Methods: 55 participants (mean age 44.8±7.1 years old) of mountain cycling race (TransPortugal) were evaluated at the beginning/basal (M0) and 9-days post-race (M9). Anthropometric/body composition parameters, haematological and liver function were evaluated by conventional methods. Serum Irisin and plasma osteocalcin and IL-6 measurements were evaluated with ELISA (R&D systems and Phoenix Pharmaceuticals-Irisin). Statistical analyses included departure from normality and adequate parametric or non-parametric test to compare the means and the medians. The results were significant for P<0.05.
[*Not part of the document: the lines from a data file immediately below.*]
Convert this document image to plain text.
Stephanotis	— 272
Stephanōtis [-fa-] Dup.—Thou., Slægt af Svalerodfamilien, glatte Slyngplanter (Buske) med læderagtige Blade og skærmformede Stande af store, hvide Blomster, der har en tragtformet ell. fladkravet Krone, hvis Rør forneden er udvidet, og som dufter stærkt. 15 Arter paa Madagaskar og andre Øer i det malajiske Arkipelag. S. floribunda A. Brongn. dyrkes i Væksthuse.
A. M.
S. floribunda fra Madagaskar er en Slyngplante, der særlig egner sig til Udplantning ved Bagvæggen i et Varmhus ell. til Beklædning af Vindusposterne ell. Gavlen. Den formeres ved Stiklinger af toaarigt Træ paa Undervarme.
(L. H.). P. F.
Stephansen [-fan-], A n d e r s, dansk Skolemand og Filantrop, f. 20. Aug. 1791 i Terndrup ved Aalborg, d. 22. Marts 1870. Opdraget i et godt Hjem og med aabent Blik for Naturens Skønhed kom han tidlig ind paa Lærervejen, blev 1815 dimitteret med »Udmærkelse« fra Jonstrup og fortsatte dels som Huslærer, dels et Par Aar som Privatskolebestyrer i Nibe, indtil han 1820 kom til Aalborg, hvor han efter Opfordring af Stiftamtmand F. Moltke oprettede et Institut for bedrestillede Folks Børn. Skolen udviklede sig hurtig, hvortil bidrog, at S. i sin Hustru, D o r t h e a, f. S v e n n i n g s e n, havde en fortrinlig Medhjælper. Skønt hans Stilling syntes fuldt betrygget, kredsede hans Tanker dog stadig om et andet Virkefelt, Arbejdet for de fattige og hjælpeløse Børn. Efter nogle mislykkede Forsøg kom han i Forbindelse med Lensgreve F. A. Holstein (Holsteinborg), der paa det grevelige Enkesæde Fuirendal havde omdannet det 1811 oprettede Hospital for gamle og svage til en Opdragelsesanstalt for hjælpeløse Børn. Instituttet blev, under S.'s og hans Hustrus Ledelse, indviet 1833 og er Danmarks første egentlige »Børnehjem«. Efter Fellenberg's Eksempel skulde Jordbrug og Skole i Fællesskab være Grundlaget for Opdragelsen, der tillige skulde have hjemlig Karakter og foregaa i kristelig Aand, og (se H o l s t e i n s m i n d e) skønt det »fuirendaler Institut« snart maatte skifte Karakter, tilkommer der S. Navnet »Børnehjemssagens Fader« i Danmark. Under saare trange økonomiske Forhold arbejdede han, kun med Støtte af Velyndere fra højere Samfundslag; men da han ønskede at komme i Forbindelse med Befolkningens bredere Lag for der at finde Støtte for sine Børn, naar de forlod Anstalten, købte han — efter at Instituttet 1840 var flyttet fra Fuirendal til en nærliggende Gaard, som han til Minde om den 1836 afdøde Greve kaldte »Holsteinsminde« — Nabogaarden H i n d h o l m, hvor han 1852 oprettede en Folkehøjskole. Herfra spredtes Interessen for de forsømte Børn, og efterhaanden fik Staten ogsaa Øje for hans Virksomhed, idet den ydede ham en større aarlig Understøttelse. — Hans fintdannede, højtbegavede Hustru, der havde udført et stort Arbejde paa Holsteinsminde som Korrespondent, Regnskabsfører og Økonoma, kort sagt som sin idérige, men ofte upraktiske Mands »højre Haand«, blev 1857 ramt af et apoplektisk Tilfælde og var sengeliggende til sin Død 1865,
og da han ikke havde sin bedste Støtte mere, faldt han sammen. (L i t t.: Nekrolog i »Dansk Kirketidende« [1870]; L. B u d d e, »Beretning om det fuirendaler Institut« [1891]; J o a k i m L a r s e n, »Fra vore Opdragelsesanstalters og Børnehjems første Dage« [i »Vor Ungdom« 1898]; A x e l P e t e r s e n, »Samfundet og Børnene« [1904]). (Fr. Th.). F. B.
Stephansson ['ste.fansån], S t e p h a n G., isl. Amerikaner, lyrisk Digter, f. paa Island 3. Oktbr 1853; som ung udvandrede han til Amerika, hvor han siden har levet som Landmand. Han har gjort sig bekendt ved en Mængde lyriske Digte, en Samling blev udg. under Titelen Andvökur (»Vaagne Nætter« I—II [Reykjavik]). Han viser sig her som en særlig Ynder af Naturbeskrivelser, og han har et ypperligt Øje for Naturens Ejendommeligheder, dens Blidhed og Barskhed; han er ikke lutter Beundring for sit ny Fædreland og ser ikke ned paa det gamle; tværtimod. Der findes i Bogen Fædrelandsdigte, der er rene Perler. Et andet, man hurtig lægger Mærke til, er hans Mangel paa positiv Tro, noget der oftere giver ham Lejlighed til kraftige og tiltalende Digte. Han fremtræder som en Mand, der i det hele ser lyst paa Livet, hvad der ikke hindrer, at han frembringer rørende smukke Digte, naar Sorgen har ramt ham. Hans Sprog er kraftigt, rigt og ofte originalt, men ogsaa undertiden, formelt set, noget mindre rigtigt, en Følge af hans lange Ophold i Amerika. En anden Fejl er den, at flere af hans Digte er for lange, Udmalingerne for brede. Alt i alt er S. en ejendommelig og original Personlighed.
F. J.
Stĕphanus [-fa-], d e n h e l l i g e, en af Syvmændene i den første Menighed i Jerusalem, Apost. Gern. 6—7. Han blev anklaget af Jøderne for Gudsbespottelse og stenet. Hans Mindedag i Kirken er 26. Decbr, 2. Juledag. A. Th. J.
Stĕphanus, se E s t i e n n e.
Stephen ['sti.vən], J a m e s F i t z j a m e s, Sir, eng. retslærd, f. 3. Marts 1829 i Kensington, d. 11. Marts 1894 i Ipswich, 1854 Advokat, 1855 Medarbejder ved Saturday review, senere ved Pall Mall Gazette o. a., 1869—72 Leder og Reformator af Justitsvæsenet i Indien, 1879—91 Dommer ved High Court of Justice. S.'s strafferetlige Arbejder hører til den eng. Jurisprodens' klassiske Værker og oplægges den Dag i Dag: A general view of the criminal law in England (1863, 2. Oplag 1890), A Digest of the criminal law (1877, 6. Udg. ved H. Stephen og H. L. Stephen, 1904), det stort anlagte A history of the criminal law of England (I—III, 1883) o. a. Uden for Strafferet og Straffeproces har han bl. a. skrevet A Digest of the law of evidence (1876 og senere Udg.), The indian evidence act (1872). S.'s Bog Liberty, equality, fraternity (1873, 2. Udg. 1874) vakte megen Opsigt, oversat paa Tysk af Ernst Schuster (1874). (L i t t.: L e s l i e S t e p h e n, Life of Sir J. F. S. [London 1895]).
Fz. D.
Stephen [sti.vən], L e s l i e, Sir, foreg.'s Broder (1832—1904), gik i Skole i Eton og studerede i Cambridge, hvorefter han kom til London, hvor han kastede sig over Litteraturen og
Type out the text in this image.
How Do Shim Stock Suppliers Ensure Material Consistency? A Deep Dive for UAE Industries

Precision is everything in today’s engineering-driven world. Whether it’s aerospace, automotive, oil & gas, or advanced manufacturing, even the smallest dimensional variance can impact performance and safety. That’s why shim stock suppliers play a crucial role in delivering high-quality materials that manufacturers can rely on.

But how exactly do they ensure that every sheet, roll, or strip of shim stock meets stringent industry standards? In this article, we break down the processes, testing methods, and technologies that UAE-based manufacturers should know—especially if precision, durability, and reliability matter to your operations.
Results: In the metabolic point of view, we found that this strenuous exercise induced a significant decrease of fasting insulin, triglycerides, total-cholesterol, non-HDL cholesterol, LDL and an increase of glucose, creatinine, uric acid, HDL, HOMA-B (P<0.05). These results reflected the important modifications in muscle, being the myokine/adipokine, irisin, significantly decreased post-race (P=0.002). In terms of bone remodelling, although not statistically significant, osteocalcin was decreased post-race (P=0.154), yet the plasma IL-6, a cytokine involved in osteoclastic proliferation, was significantly increased post-race (P<0.0001).
Conclusions: Our preliminary results, revealed a possible regulation of osteocalcin in glucose and insulin metabolism, being the slowdown in bone formation observed, a prompt metabolic response of bone to the increased energy demands of the muscle.